The certification includes an obedience test that shows the dog can be under control with a 4-foot leash, evidence that the dog has good manners and doesn’t jump or try to lick people, and that the animal is not aggressive toward other dogs.
“We look at the temperament of the dogs,” Ms. Smith said. “We focus on the relationship between the dog and the handler.”
The registry extends into the United States, Puerto Rico and Canada, Ms. Smith said.
Ms. Ryan said that interest in using a therapy dog spiked after numerous media outlets ran stories about JoJo.
“Dentists from all over the country have been calling up and asking, ‘can we order a JoJo?’” Ms. Ryan said.

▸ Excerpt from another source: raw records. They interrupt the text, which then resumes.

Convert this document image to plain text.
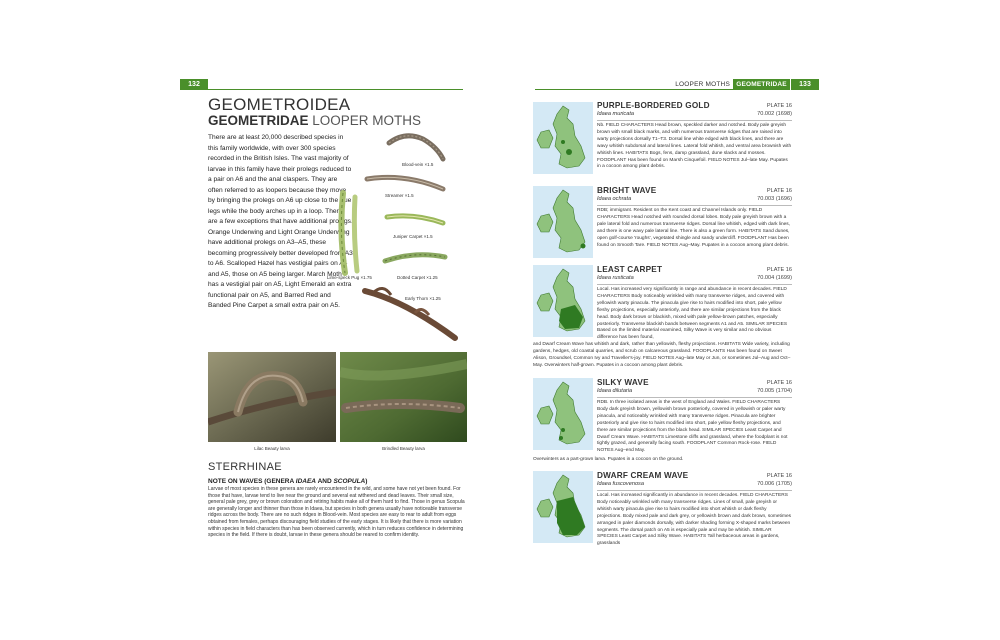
132	LOOPER MOTHS GEOMETRIDAE	133
GEOMETROIDEA
GEOMETRIDAE LOOPER MOTHS
There are at least 20,000 described species in this family worldwide, with over 300 species recorded in the British Isles. The vast majority of larvae in this family have their prolegs reduced to a pair on A6 and the anal claspers. They are often referred to as loopers because they move by bringing the prolegs on A6 up close to the true legs while the body arches up in a loop. There are a few exceptions that have additional prolegs. Orange Underwing and Light Orange Underwing have additional prolegs on A3–A5, these becoming progressively better developed from A3 to A6. Scalloped Hazel has vestigial pairs on A4 and A5, those on A5 being larger. March Moth has a vestigial pair on A5, Light Emerald an extra functional pair on A5, and Barred Red and Banded Pine Carpet a small extra pair on A5.
Blood-vein ×1.5
Streamer ×1.5
Juniper Carpet ×1.5
Lime-speck Pug ×1.75	Dotted Carpet ×1.25
Early Thorn ×1.25
Lilac Beauty larva	Brindled Beauty larva
STERRHINAE
NOTE ON WAVES (GENERA IDAEA AND SCOPULA)
Larvae of most species in these genera are rarely encountered in the wild, and some have not yet been found. For those that have, larvae tend to live near the ground and several eat withered and dead leaves. Their small size, general pale grey, grey or brown coloration and retiring habits make all of them hard to find. Those in genus Scopula are generally longer and thinner than those in Idaea, but species in both genera usually have noticeable transverse ridges across the body. There are no such ridges in Blood-vein. Most species are easy to rear to adult from eggs obtained from females, perhaps discouraging field studies of the early stages. It is likely that there is more variation within species in field characters than has been observed currently, which in turn reduces confidence in determining species in the field. If there is doubt, larvae in these genera should be reared to confirm identity.
PURPLE-BORDERED GOLD
Idaea muricata
PLATE 16
70.002 (1698)
Nb. FIELD CHARACTERS Head brown, speckled darker and notched. Body pale greyish brown with small black marks, and with numerous transverse ridges that are raised into warty projections dorsally T1–T3. Dorsal line white edged with black lines, and there are wavy whitish subdorsal and lateral lines. Lateral fold whitish, and ventral area brownish with whitish lines. HABITATS Bogs, fens, damp grassland, dune slacks and mosses. FOODPLANT Has been found on Marsh Cinquefoil. FIELD NOTES Jul–late May. Pupates in a cocoon among plant debris.
BRIGHT WAVE
Idaea ochrata
PLATE 16
70.003 (1696)
RDB; immigrant. Resident on the Kent coast and Channel Islands only. FIELD CHARACTERS Head notched with rounded dorsal lobes. Body pale greyish brown with a pale lateral fold and numerous transverse ridges. Dorsal line whitish, edged with dark lines, and there is one wavy pale lateral line. There is also a green form. HABITATS Sand dunes, open golf-course 'roughs', vegetated shingle and sandy undercliff. FOODPLANT Has been found on Smooth Tare. FIELD NOTES Aug–May. Pupates in a cocoon among plant debris.
LEAST CARPET
Idaea rusticata
PLATE 16
70.004 (1699)
Local. Has increased very significantly in range and abundance in recent decades. FIELD CHARACTERS Body noticeably wrinkled with many transverse ridges, and covered with yellowish warty pinacula. The pinacula give rise to hairs modified into short, pale yellow fleshy projections, especially anteriorly, and there are similar projections from the black head. Body dark brown or blackish, mixed with pale yellow-brown patches, especially posteriorly. Transverse blackish bands between segments A1 and A5. SIMILAR SPECIES Based on the limited material examined, Silky Wave is very similar and no obvious difference has been found,
and Dwarf Cream Wave has whitish and dark, rather than yellowish, fleshy projections. HABITATS Wide variety, including gardens, hedges, old coastal quarries, and scrub on calcareous grassland. FOODPLANTS Has been found on Sweet Alison, Groundsel, Common Ivy and Traveller's-joy. FIELD NOTES Aug–late May or Jun, or sometimes Jul–Aug and Oct–May. Overwinters half-grown. Pupates in a cocoon among plant debris.
SILKY WAVE
Idaea dilutaria
PLATE 16
70.005 (1704)
RDB. In three isolated areas in the west of England and Wales. FIELD CHARACTERS Body dark greyish brown, yellowish brown posteriorly, covered in yellowish or paler warty pinacula, and noticeably wrinkled with many transverse ridges. Pinacula are brighter posteriorly and give rise to hairs modified into short, pale yellow fleshy projections, and there are similar projections from the black head. SIMILAR SPECIES Least Carpet and Dwarf Cream Wave. HABITATS Limestone cliffs and grassland, where the foodplant is not tightly grazed, and generally facing south. FOODPLANT Common Rock-rose. FIELD NOTES Aug–end May.
Overwinters as a part-grown larva. Pupates in a cocoon on the ground.
DWARF CREAM WAVE
Idaea fuscovenosa
PLATE 16
70.006 (1705)
Local. Has increased significantly in abundance in recent decades. FIELD CHARACTERS Body noticeably wrinkled with many transverse ridges. Lines of small, pale greyish or whitish warty pinacula give rise to hairs modified into short whitish or dark fleshy projections. Body mixed pale and dark grey, or yellowish brown and dark brown, sometimes arranged in paler diamonds dorsally, with darker shading forming X-shaped marks between segments. The dorsal patch on A5 is especially pale and may be whitish. SIMILAR SPECIES Least Carpet and Silky Wave. HABITATS Tall herbaceous areas in gardens, grasslands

However, she doesn’t know of any other comfort dogs through Lutheran Charities being used in dental offices and no Chicago area certification handlers from the Alliance of Therapy Dogs reported going to dental offices.
Ms. Smith said using a dog at a dental office sounds like a good idea, but that dentists should not just bring in their own pet for an afternoon.
The dog’s needs, such as bathroom breaks and quiet time, have to be considered as well.
Plus, therapy dogs have experience that a regular pet would not have.
“Our dogs are all socialized in a good number of situations,” Ms. Smith said. “So, for instance, the use of a dental drill wouldn’t bother them at all.”
Mr. DeRosier is the CDS staff writer.